Family: Secoviridae

Genus: Sadwavirus


Distinguishing features

Members of the genus Sadwavirus have a bipartite genome, one or two capsid proteins (CPs), and some of them are transmitted by aphids; phylogenetic analysis places members of this genus as a distinct lineage of the family Secoviridae, close to the members of the sub-family Comovirinae. The genus Sadwavirus was recently reorganized to consist of three subgenera: Satsumavirus, Stramovirus and Cholivirus (Sanfaçon et al., 2020).

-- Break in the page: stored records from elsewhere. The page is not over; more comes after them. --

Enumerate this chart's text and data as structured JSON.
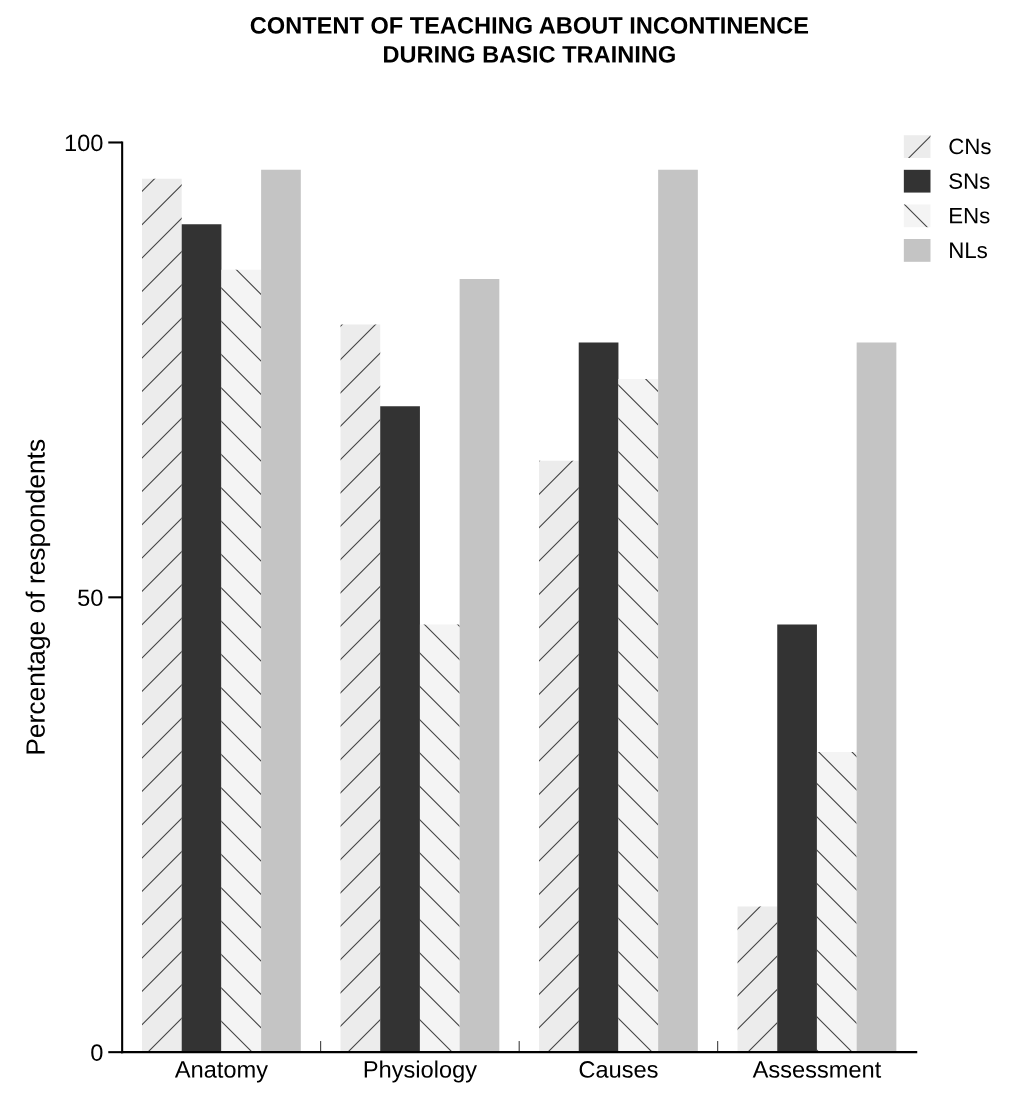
{
  "chart_data": {
    "type": "bar",
    "title": "CONTENT OF TEACHING ABOUT INCONTINENCE\nDURING BASIC TRAINING",
    "ylabel": "Percentage of respondents",
    "categories": [
      "Anatomy",
      "Physiology",
      "Causes",
      "Assessment"
    ],
    "series": [
      {
        "name": "CNs",
        "color": "#ececec",
        "values": [
          96,
          80,
          65,
          16
        ]
      },
      {
        "name": "SNs",
        "color": "#333333",
        "values": [
          91,
          71,
          78,
          47
        ]
      },
      {
        "name": "ENs",
        "color": "#f4f4f4",
        "values": [
          86,
          47,
          74,
          33
        ]
      },
      {
        "name": "NLs",
        "color": "#c4c4c4",
        "values": [
          97,
          85,
          97,
          78
        ]
      }
    ],
    "ylim": [
      0,
      100
    ],
    "yticks": [
      0,
      50,
      100
    ],
    "grid": false,
    "legend": "top right"
  }
}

See discussion under family description

Genome organisation and replication

Similar to comoviruses, satsuma dwarf virus (subgenus Satsumavirus) has two CPs, one large and one small, but other members of the genus Sadwavirus (subgenera Stramovirus and Cholivirus) have a single CP (Iwanami 2008). The genome of sadwaviruses is bipartite and the genomic organization is similar to that of comoviruses, although a N-terminus coding domain seems to be lacking within the polyprotein encoded by RNA2. The proteinase of sadwaviruses is distinct from that of other viruses in the family in that it does not have a conserved His or Leu in the active site. In addition, the cleavage sites recognized by sadwavirus proteinases are unique with an A or a T at the −1 position (Table 3.Secoviridae). In contrast to comoviruses, there is no evidence that two overlapping polyproteins are encoded by RNA2. Similar to some nepoviruses, extensive sequence identity between RNA1 and RNA2 are found in the 5ʹ-UTRs, as well as in the 5ʹ-end of the putative coding region.


See discussion under family description

Species demarcation criteria

This is only a single species genus.